Their logic has no room for error, mistreatment, or injustice. A Colonial over-determination that never ceases to “cultivate” the only truths they had known. They are, by all means, legitimized by their power. The Stasi report concluded that the veil alienated the women: They were forced to “ publicly” proclaim their subordination. The veil- stood for Islam’s belief that women were inferior, sexually dangerous, and in need of protection. The law was a mandatory “French” measure. Without [ it, ] these women were outcast by families and communities; “and therefore open to the punishments of harassment, beating, and even gang rape. – Oversexed Arab boys/men were regarded as “violent,” legitimated by Islamic teaching: Girls without headscarves were fair game for sexual assault.” (p.130)
Yet the banning itself was an ironic measure: Would the actual banning stop victimizing these girls and punish the violent ‘aggressors’ ? asks Scott. I think the measures of the French legislators are unfounded because they lack a profound/intense understanding of the Islamic rituals and precepts.
It is alarming, and it is the least I can say about the politics of the Veil. The ironies and contradictions of French law vs. its citizens that had surfaced in France upon the veil controversies are remnants of a mentality of superiority/power that acquires authenticity in the face of diversity or difference rendered inferior and weak.
Scott does not repeat herself but re-articulates her argument to say I am not resisting the French attitude.
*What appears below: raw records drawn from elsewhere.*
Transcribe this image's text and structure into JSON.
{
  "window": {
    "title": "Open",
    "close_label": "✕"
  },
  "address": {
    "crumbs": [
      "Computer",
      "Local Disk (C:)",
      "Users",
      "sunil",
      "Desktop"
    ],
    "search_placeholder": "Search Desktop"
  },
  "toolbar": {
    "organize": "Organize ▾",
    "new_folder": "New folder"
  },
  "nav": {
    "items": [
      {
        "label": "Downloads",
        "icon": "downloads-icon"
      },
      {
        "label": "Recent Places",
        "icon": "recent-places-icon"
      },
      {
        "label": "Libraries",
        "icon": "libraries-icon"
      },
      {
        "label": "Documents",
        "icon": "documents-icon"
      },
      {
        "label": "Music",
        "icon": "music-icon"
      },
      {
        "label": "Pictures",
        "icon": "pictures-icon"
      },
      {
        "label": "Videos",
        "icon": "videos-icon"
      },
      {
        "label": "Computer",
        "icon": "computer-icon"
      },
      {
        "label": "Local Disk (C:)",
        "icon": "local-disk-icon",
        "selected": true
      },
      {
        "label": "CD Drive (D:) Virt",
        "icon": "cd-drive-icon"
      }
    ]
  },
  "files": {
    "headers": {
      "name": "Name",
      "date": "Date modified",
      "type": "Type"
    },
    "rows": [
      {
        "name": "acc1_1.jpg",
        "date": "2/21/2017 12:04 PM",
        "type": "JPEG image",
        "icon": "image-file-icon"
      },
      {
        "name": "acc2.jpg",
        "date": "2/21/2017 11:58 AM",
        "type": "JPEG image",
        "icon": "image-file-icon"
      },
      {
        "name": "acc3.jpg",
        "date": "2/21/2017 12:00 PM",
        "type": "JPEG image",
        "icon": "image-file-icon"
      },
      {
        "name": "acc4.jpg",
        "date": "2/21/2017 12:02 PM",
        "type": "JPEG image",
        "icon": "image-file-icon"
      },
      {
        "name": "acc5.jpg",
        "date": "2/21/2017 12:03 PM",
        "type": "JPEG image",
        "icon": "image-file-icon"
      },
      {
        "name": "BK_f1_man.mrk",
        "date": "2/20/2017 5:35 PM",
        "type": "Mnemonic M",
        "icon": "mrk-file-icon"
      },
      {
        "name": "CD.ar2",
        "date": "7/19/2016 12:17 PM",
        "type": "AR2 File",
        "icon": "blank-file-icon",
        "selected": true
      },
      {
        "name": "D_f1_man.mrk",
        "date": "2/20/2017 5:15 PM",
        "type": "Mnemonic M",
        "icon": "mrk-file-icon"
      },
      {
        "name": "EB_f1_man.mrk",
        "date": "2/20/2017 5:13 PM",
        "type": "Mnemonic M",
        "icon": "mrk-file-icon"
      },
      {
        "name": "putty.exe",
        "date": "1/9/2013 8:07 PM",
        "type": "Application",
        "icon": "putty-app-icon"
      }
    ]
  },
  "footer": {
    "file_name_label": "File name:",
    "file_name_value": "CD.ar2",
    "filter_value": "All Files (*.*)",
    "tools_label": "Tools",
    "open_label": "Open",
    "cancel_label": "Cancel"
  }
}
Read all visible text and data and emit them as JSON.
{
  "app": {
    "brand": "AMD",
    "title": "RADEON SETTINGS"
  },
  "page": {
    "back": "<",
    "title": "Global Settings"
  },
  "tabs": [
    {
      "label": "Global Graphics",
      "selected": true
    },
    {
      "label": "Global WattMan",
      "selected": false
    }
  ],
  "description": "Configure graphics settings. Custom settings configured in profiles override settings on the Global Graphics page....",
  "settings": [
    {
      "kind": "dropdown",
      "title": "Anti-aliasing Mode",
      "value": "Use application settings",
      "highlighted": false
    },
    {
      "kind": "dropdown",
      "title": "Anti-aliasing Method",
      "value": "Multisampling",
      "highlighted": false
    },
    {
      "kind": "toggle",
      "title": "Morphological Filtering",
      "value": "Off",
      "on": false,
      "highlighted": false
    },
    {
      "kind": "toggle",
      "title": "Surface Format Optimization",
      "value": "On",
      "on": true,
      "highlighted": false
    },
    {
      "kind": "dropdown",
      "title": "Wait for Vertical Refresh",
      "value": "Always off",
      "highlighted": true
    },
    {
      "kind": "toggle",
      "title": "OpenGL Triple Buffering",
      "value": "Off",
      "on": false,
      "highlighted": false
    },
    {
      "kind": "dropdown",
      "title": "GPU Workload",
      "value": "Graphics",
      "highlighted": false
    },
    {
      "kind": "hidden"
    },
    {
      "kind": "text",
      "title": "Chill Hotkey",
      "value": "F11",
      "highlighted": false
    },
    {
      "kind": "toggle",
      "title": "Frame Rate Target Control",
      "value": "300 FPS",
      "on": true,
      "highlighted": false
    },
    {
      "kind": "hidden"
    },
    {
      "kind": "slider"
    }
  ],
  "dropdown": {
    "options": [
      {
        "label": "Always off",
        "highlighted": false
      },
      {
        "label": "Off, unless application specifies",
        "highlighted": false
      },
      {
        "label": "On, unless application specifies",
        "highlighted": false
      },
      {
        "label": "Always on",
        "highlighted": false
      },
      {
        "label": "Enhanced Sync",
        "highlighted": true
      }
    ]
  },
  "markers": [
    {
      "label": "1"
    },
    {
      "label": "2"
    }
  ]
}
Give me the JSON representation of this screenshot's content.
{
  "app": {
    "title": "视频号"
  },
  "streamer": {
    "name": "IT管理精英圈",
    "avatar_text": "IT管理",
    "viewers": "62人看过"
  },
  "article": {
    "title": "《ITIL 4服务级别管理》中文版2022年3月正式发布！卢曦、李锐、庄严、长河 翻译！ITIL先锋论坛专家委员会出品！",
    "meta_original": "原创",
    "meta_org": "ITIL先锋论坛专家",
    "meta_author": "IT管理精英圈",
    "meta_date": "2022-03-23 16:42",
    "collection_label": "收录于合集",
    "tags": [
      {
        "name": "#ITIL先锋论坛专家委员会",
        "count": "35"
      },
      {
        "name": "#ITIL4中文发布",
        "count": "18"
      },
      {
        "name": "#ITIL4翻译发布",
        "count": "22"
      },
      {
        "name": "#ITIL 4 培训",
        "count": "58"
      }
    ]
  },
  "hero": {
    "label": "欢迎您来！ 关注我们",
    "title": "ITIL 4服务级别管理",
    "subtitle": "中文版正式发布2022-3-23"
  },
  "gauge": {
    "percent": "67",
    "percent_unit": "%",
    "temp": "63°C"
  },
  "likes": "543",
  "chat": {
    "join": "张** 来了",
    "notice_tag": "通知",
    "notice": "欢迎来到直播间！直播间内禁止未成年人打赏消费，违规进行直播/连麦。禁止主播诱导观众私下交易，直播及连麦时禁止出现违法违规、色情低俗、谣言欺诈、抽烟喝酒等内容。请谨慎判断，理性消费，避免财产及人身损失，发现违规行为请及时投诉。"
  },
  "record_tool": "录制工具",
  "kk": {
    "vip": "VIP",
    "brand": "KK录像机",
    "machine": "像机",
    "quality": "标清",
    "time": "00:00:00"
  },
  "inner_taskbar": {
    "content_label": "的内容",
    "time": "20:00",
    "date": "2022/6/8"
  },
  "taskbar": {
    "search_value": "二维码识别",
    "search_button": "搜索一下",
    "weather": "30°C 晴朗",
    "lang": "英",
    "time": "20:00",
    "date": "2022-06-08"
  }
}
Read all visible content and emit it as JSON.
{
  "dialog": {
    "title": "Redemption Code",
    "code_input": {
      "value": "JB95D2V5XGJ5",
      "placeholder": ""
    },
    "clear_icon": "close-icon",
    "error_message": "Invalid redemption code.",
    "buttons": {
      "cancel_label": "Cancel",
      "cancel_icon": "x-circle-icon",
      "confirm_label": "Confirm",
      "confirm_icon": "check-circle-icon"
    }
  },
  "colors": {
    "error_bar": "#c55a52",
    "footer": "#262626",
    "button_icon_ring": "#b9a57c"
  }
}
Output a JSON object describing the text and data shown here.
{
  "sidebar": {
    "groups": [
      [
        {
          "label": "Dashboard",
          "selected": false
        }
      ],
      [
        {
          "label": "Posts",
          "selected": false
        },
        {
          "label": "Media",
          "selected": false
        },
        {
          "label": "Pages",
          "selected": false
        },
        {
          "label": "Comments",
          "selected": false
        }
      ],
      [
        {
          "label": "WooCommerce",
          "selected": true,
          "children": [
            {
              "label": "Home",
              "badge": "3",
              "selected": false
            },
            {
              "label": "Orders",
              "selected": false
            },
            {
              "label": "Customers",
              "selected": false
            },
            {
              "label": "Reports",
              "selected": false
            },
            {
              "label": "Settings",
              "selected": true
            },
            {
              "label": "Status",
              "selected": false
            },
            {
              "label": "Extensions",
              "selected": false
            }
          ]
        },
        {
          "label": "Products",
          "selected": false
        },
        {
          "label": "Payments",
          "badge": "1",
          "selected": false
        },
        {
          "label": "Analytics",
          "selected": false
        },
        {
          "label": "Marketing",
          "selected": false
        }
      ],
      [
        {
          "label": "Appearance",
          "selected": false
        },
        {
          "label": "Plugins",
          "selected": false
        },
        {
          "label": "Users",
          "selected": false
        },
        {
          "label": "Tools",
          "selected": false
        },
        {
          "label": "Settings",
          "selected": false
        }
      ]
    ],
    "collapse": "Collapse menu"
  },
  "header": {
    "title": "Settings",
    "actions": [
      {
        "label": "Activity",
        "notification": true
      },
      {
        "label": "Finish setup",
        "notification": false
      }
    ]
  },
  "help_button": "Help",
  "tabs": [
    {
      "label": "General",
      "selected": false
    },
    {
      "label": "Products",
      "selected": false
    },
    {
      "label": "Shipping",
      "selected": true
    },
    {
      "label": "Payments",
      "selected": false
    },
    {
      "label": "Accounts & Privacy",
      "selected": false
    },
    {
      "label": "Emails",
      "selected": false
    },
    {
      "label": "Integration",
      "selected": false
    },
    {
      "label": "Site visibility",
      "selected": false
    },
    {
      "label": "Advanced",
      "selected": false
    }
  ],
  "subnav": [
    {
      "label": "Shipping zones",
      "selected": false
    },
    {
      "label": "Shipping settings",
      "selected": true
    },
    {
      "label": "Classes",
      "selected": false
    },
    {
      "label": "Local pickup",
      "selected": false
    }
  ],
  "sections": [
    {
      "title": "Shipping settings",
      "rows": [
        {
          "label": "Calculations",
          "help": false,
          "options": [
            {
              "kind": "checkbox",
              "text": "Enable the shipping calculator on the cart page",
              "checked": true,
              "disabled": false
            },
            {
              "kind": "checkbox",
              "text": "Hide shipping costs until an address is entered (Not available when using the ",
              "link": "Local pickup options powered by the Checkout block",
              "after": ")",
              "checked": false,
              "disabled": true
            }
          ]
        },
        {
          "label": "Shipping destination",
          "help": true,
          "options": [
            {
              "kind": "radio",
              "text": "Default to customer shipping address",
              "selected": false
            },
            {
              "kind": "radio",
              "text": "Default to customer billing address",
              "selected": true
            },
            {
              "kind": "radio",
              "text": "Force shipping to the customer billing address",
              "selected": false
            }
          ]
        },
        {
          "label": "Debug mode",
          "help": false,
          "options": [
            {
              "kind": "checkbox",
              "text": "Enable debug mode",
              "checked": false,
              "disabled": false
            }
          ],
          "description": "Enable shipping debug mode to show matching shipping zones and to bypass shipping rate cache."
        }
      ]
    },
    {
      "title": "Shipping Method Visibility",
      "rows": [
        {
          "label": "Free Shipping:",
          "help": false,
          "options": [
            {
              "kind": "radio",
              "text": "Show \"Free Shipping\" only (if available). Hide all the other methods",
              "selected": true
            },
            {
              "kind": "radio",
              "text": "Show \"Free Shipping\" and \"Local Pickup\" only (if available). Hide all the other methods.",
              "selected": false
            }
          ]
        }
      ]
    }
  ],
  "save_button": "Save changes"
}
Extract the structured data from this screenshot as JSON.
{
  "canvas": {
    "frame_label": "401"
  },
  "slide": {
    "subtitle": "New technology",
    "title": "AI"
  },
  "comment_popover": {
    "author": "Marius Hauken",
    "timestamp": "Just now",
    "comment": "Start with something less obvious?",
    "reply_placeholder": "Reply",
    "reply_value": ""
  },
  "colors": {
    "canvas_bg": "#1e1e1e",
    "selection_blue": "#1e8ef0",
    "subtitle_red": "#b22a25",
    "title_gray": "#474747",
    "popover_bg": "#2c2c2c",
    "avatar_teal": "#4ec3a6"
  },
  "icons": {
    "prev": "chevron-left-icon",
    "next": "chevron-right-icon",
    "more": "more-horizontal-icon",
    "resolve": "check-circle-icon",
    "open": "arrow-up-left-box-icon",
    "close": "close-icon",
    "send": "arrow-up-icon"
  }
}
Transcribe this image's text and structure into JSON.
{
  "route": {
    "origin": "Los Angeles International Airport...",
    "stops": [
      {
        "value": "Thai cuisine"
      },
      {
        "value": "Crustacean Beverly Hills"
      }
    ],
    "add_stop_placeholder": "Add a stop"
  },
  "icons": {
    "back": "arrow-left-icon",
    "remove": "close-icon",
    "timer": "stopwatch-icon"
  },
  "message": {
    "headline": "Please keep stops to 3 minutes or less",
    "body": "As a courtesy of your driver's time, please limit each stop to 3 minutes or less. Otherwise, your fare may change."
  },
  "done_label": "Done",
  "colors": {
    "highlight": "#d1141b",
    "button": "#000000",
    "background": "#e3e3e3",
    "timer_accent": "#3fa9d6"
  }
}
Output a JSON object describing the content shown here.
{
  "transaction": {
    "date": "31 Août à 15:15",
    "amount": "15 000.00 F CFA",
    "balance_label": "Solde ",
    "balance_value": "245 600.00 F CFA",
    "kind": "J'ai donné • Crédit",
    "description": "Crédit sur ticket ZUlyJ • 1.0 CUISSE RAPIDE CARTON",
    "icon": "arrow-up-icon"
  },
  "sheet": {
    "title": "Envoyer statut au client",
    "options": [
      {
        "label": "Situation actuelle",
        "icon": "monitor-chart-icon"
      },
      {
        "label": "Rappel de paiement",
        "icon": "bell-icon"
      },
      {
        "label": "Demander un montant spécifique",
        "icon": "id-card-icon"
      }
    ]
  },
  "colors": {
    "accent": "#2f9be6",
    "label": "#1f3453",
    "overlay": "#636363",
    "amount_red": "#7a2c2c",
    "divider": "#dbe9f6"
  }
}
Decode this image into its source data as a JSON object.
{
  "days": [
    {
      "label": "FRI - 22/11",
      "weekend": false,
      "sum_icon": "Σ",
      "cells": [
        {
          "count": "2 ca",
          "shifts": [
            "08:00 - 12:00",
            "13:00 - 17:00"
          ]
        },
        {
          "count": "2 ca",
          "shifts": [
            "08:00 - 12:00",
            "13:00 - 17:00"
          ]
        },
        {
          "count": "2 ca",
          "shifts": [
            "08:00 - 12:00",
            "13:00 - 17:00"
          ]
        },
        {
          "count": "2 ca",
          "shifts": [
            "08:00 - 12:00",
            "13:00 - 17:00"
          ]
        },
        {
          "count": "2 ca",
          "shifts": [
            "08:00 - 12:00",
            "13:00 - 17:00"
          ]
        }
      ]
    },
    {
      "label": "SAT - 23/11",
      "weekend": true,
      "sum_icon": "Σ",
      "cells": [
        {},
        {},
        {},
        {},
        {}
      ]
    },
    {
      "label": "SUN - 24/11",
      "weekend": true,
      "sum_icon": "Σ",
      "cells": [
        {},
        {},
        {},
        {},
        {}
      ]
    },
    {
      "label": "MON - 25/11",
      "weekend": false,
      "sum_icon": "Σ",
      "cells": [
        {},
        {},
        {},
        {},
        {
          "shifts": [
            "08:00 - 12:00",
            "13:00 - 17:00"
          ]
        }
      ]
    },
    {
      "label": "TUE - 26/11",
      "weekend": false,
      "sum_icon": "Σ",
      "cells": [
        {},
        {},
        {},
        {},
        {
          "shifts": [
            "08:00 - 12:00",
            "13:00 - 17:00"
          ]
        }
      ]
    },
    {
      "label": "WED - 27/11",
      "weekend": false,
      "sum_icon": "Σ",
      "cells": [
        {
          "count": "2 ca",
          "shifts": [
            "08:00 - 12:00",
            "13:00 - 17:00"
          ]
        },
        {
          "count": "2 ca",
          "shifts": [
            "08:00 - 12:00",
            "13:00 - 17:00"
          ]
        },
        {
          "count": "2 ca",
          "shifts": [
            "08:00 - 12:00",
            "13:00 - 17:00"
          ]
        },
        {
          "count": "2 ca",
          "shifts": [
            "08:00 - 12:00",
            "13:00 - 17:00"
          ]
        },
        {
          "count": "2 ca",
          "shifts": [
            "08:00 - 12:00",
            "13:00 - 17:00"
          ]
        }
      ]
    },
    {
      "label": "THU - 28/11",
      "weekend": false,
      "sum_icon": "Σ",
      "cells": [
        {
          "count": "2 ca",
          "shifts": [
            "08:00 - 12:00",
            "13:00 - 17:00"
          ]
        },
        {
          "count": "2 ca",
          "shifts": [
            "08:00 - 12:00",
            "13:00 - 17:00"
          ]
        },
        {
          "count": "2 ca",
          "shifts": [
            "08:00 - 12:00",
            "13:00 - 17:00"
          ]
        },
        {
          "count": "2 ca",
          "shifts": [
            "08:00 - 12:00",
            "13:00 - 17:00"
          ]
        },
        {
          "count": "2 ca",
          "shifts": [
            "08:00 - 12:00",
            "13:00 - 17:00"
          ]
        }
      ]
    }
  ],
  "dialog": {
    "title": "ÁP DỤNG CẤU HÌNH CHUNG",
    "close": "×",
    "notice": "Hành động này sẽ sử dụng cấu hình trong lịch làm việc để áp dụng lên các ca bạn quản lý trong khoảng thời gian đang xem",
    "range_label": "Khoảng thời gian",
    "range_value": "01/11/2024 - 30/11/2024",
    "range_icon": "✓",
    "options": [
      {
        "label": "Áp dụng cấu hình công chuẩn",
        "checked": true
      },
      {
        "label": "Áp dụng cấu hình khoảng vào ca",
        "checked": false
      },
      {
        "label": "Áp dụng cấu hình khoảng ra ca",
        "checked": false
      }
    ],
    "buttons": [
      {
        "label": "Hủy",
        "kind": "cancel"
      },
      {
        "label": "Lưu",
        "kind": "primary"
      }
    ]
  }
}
She aspires to re-position herself in different categories to sound fair to intersections seemingly converging.
Her facts are revelatory: It is not the aim of a community to be the same, but to be different commonly. It is the difference that is common to all. An assemblage of ideologists, scholars, and journalists could demonize each other with arguments labeled reductive and unfounded at best. Her project concerns relevant, current issues that re-surface on integration, identity, and government policy – and its conduct vis-à-vis the citizens.
The law -which is still in effect, is a persisting discriminatory measure, according to Scott – that forces girls on a repeated daily pattern –to be reminded that their “religiosity does not fit with the requirements of the French State …. And have a repeated experience of difference and discrimination. ”
Initially intended for public schools, the law was mistakenly referred to in other realms. It is not Islam, but French society responsible for keeping these women [ at home. ] Islam was declared an enemy against its people first and then against the French Republic second. That helped the French legislators and reinforced their various sub-arguments.
I recommend the book as an ongoing political statement –One that has genuine intentions that prove that the status quo can be challenged and is, in fact, wrong. “ By refusing to accept and respect the difference of these others, we turn them into enemies, producing that which we most feared about them in the first place.” (P. 19).
A vital idea protrudes: A contradiction emerges when the concepts of French universalism and democracy try to engage with one another. One diminishes the other. D. Allen suggests that because the political idea of oneness requires unanimity, it produces exclusions that are contrary to democratic ideals of inclusiveness. Insiders who don’t belong cannot exhibit or form part of a culture that proclaims homogeneity and the same values.
The veil demands the recognition of differences that the French system fails to do. Democracy is not about agreement but the just management of disagreement and differences, Scott argues. It is not an ordinary being, but being in common is the argument that seems to replace the conventional and almost useless methods of solving conflicts or repairing wounds.